C’est aussi et avant tout une histoire d’amour extraordinaire. Quand d’autres couples auraient sombré dès les premiers échecs…Jo et Marie c’est du solide, une union inébranlable, contre vents et marées. Même si elle vacille dans la tempête, leur embarcation tient le cap.

 Le style de l’auteure est délicieux, j’ai adoré les dialogues, très nombreux, très denses et d’une richesse sophistiquée. Je me suis retrouvée dans un film de Woody Allen, avec ses joutes verbales et ses digressions étudiées sur une société moderne sclérosée.. Un roman qui vous prend aux tripes !

 

L’histoire :

 

Notre coquine de cigogne a dû boire un mojito de trop et déposer notre bébé dans un champ de patates et pas dans un chou !
Passionnée et épicurienne, Marie forme avec Jo un couple joyeux. Ils s’aiment et rêvent d’une farandole d’enfants.

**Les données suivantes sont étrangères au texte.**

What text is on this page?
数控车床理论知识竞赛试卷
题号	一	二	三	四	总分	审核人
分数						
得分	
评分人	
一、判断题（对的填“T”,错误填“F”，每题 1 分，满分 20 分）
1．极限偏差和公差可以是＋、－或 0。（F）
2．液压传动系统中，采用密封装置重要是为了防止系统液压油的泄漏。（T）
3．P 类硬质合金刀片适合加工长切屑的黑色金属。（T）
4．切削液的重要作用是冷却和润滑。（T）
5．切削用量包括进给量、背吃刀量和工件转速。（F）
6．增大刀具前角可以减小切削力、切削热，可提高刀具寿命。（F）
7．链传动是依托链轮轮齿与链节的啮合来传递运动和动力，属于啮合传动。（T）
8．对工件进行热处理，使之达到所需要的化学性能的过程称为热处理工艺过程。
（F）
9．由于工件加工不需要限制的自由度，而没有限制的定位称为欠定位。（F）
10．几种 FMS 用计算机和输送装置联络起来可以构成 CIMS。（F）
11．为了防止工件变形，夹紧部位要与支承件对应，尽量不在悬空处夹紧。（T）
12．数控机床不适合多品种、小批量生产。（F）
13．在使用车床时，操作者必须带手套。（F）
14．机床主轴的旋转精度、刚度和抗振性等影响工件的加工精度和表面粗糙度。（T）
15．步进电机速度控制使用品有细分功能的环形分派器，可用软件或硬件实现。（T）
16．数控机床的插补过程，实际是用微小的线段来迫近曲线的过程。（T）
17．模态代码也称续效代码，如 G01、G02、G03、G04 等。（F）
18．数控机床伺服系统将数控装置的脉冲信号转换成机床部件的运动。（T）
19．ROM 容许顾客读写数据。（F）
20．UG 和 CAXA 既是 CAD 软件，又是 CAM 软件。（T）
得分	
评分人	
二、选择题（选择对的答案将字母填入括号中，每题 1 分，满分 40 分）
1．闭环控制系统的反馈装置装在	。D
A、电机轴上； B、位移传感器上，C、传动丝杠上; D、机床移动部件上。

Après des années de procréation médicalement assistée, Marie traite la cigogne d’ivrogne. Arrivera-t-elle à concevoir l'extraordinaire ? Son couple survivra-t-il à cette épreuve ?

Avec sa galerie de personnages attachants, cette quête pour combler le vide scanne notre société, questionnant l’amour et l’amitié.

Le récit de la naissance du Mouvement du Vrai Peuple, dont le Président s’arroge un pouvoir croissant en s’appuyant sur la peur des microbes et l’urgence écologique, donne à ce roman un ton terriblement actuel.

Une héroïne forte et fragile. Ordinaire et extraordinaire. Un combat singulier et pourtant universel. Celui d’une mère. Une peinture saisissante de notre société et de ses dérives.

Quand on n’a que l'amour est le premier tome de la saga Le vide de leurs entrailles. Il sera suivi du tome 2 Avec le temps, va, tout s'en va

Le vide de leurs entrailles est une saga relatant non seulement la quête d’un couple, mais également les soubresauts d’un monde en décomposition. C’est une dystopie pleine de rebondissements interrogeant la maternité, le deuil, mais aussi la démocratie à l’heure de l’urgence écologique, du terrorisme et des épidémies.